Three insights: What does locally deployed AI really mean for businesses?
04 | 2026 Jari Huilla, CTO & Partner at Kipinä
Artificial intelligence is on everyone’s lips right now. In recent weeks, the topics that have been generating the most discussion have been, in particular, increasing usage restrictions, rising prices, and the decline in performance of models that previously seemed more advanced when used via cloud services and APIs. This has raised concerns for many: should businesses dare to build their operations on artificial intelligence if its prices could rise or its availability could decline in an uncontrollable manner?
Fortunately, AI models can also be run locally—on your own computers, in your own environment. Why does this matter?
1. If you own your AI, no one can take it away from you
When you run open-source software on your own hardware, no third party can suddenly restrict your access to the service.
When the model is running in its own environment:
its operation does not depend on external services
the data does not leave the organization
Information security can be managed more effectively
This is not merely a technical choice, but a strategic decision involving business risks.
2. The model doesn't get dumber on its own
Sometimes, models offered by cloud services seem smart and capable at first, only to seem less so over the following weeks. At the time of writing, this discussion has mainly centered on Anthropic’s Claude Opus versions 4.6 and 4.7.
Locally run models remain unchanged unless you modify them yourself.
3. Value comes from a combination of factors—not from a single technology
Let’s be honest, though: on-premises AI isn’t the answer to everything, and both acquiring the necessary hardware and maintaining it require resources. On-premises AI should therefore be viewed as part of a broader strategy. The smartest solutions come from combining:
Open-source models that run locally on your own hardware (control, security)
Cloud services for AI labs (scale, performance)

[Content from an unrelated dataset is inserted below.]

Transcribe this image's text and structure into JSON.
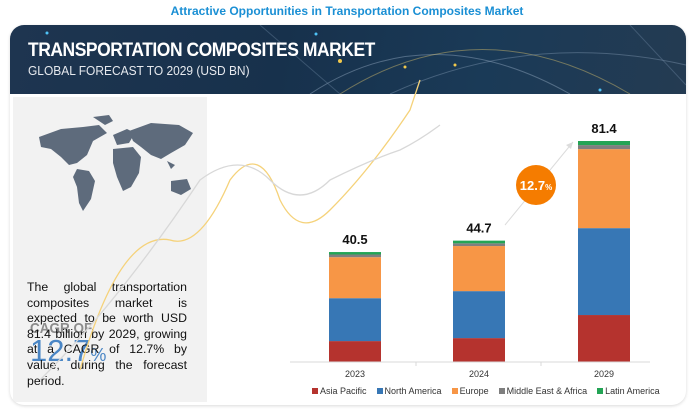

model platform services from public cloud providers (access to Frontier models without data being sent to AI labs)
Open-top models that can be driven with a rental car (allowing even the largest open-top models to be driven)
The key is the ability to build the right combination for the right use case. For example, most information security and data protection requirements can be met with the right combination.
What does this mean in practice?
Local AI isn't for everyone—or for everything—but it's a sign of change:
toward more decentralized artificial intelligence
Toward stronger data management
toward more practical use cases
And perhaps most importantly: toward a world where artificial intelligence is not just an outsourced service, but part of our own core capabilities.
If you want to understand how locally run models actually work in practice (in a Linux environment, step-by-step), we recommend reading Jari’s original, more technical article: Running local AI models on Linux
Jari Huilla, CTO & partner Kipinä
Jari Huilla is Kipinä’s CTO, with an exceptionally long and diverse background in technology; he landed his first job at the Nokia Research Center at the age of 15. Over the years, he has worked as a developer, manager, and builder of growth companies. At Kipinä, Jari brings together deep technical expertise and business-oriented thinking. He is particularly interested in how to make AI solutions not only technically functional but also genuinely meaningful—and how to understand their limitations, rather than simply ignoring them.